Was ist meine Immobilie wert? Diese Frage dürfte eine der meist gestellten im Internet sein. Man erhält direkt unzählige Angebote für kostenfreie Immobilienbewertungen. Mit nur wenigen Mausklicks sind die Angaben gemacht, die angeblich ausreichen, um den Wert einer Immobilie zu bestimmen. Aber wie gut sind die Ergebnisse solcher Online-Bewertungen und vor allem wie belastbar?

Was ist überhaupt der „Wert (m)einer Immobilie“?

Wenn man vom Wert einer Immobilie spricht, meint man meistens den Marktwert bzw. den Verkehrswert, was übrigens das gleiche bedeutet. Dieser ist im § 194 des Baugesetzbuches wie folgt definiert: „Der Verkehrswert (Marktwert) wird durch den Preis bestimmt, der in dem Zeitpunkt, auf den sich die Ermittlung bezieht, im gewöhnlichen Geschäftsverkehr nach den rechtlichen Gegebenheiten und tatsächlichen Eigenschaften, der sonstigen Beschaffenheit und Lage des Grundstücks oder des sonstigen Gegenstands der Wertermittlung ohne Rücksicht auf ungewöhnliche oder persönliche Verhältnisse zu erzielen wäre.“

Die Frage muss also korrekt lauten: „Was ist der wahrscheinlichste Kaufpreis, der sich bei normaler Marktsituation erzielen lässt?“

Marktwertermittlung bedeutet also nichts anderes, als die Prognose des Verkaufsergebnisses, auch wenn dieser gar nicht geplant wird.
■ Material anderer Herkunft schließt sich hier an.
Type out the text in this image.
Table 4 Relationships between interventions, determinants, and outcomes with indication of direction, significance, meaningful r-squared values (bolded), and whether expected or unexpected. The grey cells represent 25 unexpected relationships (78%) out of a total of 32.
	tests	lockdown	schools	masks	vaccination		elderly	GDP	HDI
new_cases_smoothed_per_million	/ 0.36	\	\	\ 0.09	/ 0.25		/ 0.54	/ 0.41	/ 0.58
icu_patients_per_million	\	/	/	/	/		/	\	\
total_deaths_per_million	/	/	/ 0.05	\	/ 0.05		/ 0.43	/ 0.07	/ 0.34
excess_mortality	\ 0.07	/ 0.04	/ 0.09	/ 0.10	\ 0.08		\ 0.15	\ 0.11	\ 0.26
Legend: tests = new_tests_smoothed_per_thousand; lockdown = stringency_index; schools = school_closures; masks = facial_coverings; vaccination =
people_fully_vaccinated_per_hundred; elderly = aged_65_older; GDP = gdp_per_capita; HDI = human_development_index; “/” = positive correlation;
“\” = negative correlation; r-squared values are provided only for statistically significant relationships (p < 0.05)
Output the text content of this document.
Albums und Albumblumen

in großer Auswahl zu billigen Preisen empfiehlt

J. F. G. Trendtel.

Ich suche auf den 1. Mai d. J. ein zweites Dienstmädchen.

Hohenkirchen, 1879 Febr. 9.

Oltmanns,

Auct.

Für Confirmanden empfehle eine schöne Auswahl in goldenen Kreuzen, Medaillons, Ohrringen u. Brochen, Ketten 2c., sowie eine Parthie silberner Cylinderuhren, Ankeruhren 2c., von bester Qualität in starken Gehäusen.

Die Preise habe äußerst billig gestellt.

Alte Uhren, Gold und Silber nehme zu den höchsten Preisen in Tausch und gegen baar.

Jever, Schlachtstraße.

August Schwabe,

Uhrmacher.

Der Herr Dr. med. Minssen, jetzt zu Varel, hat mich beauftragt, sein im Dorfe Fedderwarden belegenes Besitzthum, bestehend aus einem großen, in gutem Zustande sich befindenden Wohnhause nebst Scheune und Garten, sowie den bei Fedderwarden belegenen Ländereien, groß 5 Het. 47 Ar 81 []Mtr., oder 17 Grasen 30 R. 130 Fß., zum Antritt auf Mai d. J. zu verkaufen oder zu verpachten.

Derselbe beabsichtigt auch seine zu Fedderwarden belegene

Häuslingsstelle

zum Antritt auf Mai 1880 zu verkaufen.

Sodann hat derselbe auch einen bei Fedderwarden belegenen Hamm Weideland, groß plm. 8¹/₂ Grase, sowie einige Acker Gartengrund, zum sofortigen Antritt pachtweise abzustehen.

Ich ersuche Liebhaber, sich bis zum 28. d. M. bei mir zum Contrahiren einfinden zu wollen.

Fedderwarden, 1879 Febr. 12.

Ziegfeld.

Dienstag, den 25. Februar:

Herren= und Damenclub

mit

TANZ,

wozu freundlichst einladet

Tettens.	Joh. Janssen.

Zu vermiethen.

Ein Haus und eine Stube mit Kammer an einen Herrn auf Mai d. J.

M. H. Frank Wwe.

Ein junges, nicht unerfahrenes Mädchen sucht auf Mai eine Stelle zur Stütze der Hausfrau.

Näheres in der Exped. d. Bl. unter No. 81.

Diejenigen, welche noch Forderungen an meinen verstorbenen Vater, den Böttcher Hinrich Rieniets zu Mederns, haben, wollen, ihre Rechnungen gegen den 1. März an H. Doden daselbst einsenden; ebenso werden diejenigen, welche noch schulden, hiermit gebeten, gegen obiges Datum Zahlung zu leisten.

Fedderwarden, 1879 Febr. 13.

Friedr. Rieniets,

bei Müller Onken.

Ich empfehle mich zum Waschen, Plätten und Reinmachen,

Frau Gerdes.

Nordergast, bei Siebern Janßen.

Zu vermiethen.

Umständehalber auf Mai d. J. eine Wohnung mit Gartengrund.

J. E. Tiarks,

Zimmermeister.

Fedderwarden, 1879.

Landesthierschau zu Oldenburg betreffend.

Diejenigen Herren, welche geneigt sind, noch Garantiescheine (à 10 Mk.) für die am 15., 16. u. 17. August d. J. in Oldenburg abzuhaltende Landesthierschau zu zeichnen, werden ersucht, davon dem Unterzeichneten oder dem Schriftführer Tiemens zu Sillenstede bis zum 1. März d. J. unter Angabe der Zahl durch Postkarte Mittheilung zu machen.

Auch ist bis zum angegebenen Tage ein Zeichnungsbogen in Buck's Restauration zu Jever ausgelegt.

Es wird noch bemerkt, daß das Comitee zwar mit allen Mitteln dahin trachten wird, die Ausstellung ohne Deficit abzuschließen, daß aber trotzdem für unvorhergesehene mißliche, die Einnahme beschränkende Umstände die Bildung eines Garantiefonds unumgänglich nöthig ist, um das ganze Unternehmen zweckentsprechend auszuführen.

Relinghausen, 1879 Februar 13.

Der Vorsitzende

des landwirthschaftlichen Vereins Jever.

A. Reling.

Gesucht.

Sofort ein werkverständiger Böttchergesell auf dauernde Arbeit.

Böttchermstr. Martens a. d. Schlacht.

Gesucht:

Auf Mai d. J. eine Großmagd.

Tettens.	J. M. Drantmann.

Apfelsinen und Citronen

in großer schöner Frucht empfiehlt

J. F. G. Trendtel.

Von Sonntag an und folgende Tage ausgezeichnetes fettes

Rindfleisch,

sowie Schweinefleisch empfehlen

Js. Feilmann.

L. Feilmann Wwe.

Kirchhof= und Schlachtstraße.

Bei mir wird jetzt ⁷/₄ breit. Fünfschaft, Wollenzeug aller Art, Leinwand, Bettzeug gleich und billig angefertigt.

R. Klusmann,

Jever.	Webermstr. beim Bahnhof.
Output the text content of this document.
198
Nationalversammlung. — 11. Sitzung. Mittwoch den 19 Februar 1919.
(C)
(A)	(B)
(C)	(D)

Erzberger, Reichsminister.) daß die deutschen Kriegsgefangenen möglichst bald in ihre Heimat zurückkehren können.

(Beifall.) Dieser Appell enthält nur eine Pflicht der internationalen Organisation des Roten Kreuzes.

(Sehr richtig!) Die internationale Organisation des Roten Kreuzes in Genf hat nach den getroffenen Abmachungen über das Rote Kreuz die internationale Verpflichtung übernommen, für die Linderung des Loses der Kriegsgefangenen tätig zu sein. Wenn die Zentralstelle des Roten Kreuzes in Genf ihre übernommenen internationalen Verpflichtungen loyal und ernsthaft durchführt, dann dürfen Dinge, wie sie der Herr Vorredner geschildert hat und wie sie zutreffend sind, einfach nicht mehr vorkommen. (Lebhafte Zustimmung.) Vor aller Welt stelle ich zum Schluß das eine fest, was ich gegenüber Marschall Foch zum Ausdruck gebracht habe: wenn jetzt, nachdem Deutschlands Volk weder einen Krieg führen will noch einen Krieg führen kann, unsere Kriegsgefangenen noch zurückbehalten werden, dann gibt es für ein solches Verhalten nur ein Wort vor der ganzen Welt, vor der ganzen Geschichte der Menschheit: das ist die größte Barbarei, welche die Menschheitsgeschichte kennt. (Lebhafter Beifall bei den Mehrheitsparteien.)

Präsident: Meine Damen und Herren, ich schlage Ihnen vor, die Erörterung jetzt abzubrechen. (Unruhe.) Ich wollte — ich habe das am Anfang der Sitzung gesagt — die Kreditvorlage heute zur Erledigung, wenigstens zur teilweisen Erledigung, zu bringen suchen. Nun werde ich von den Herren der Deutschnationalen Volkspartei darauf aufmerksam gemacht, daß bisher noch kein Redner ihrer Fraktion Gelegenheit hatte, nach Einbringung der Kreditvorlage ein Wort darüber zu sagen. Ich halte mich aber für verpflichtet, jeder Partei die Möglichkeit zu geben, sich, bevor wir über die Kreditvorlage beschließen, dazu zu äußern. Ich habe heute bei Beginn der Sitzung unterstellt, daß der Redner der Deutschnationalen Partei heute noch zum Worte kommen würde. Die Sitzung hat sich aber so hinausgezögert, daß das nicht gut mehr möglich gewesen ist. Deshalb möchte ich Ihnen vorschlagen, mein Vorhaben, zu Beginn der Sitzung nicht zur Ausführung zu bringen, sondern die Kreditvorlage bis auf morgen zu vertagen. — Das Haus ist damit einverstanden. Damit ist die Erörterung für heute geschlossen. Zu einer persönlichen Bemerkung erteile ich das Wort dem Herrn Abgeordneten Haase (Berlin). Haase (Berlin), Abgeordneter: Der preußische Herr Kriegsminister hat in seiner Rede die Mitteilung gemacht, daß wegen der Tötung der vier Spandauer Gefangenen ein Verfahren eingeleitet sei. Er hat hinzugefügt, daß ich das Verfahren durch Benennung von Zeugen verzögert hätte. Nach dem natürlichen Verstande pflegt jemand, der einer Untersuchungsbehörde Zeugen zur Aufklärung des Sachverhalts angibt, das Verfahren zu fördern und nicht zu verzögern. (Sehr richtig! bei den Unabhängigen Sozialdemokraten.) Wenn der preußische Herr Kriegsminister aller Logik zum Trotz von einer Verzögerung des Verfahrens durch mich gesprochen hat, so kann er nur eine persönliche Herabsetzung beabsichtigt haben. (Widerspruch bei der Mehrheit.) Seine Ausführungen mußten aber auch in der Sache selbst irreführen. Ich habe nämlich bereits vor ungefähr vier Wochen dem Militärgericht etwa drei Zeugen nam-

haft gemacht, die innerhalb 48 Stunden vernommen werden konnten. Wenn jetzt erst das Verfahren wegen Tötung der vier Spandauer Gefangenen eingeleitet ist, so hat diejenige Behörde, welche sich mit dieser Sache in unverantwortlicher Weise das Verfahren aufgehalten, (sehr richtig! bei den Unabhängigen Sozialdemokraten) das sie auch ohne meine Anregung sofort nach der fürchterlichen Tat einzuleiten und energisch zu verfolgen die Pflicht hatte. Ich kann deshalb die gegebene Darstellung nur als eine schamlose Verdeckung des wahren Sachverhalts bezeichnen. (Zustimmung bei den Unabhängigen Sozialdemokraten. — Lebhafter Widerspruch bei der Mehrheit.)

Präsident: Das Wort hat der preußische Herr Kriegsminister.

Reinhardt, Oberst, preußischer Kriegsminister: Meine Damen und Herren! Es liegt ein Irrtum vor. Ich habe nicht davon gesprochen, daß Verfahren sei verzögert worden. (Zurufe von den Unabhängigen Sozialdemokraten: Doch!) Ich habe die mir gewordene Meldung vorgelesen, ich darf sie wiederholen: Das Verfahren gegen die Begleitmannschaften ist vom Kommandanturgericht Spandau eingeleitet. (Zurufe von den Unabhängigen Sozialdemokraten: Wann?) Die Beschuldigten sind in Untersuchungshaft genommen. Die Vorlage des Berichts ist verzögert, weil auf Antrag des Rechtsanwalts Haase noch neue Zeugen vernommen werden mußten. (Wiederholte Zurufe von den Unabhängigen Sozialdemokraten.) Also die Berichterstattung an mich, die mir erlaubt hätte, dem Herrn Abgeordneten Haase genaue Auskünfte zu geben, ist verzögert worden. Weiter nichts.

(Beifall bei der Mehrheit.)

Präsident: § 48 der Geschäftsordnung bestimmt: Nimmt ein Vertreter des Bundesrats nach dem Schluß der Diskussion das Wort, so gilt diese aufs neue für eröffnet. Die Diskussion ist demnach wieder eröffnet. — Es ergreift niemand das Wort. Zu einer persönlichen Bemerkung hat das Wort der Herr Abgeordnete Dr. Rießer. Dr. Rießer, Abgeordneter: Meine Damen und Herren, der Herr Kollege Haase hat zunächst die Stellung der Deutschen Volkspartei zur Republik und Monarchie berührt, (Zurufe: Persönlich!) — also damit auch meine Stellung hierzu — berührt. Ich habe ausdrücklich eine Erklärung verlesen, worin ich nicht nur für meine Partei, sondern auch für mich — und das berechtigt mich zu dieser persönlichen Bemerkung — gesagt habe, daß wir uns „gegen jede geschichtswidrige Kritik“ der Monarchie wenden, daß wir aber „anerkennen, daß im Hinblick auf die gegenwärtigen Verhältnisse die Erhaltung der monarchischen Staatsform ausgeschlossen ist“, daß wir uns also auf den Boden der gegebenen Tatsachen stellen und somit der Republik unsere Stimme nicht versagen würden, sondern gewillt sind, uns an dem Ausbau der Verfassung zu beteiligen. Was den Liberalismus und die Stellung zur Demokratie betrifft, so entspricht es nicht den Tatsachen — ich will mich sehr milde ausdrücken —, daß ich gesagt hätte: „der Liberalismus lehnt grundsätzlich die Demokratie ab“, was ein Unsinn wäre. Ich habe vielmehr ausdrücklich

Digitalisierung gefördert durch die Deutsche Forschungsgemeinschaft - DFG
In Deutschland ist es gesetzlich normiert, dass jeder einzelne Verkaufsfall ausgewertet wird. Ergebnis dieser Auswertung sind sogenannte Marktdaten mit deren Hilfe Bewertungssachverständige Marktwerte bestimmen können. Hierzu wenden Gutachter die, ebenfalls gesetzlich normierten, Sachwert-, Ertragswert-, bzw. Vergleichswertverfahren an. Dieser, relativ große Aufwand wird betrieben, um die Marktwertermittlung objektiv nachvollziehbar zu gestallten und somit belastbar zu machen, z.B. vor Gericht oder eine anderen Streitpartei in Scheidungs- oder Erbfällen. Diese Methode ist vor allem immer dann angezeigt, wenn mehrere Parteien bzw. Personen beteiligt sind, die naturgemäß unterschiedliche Interessen haben.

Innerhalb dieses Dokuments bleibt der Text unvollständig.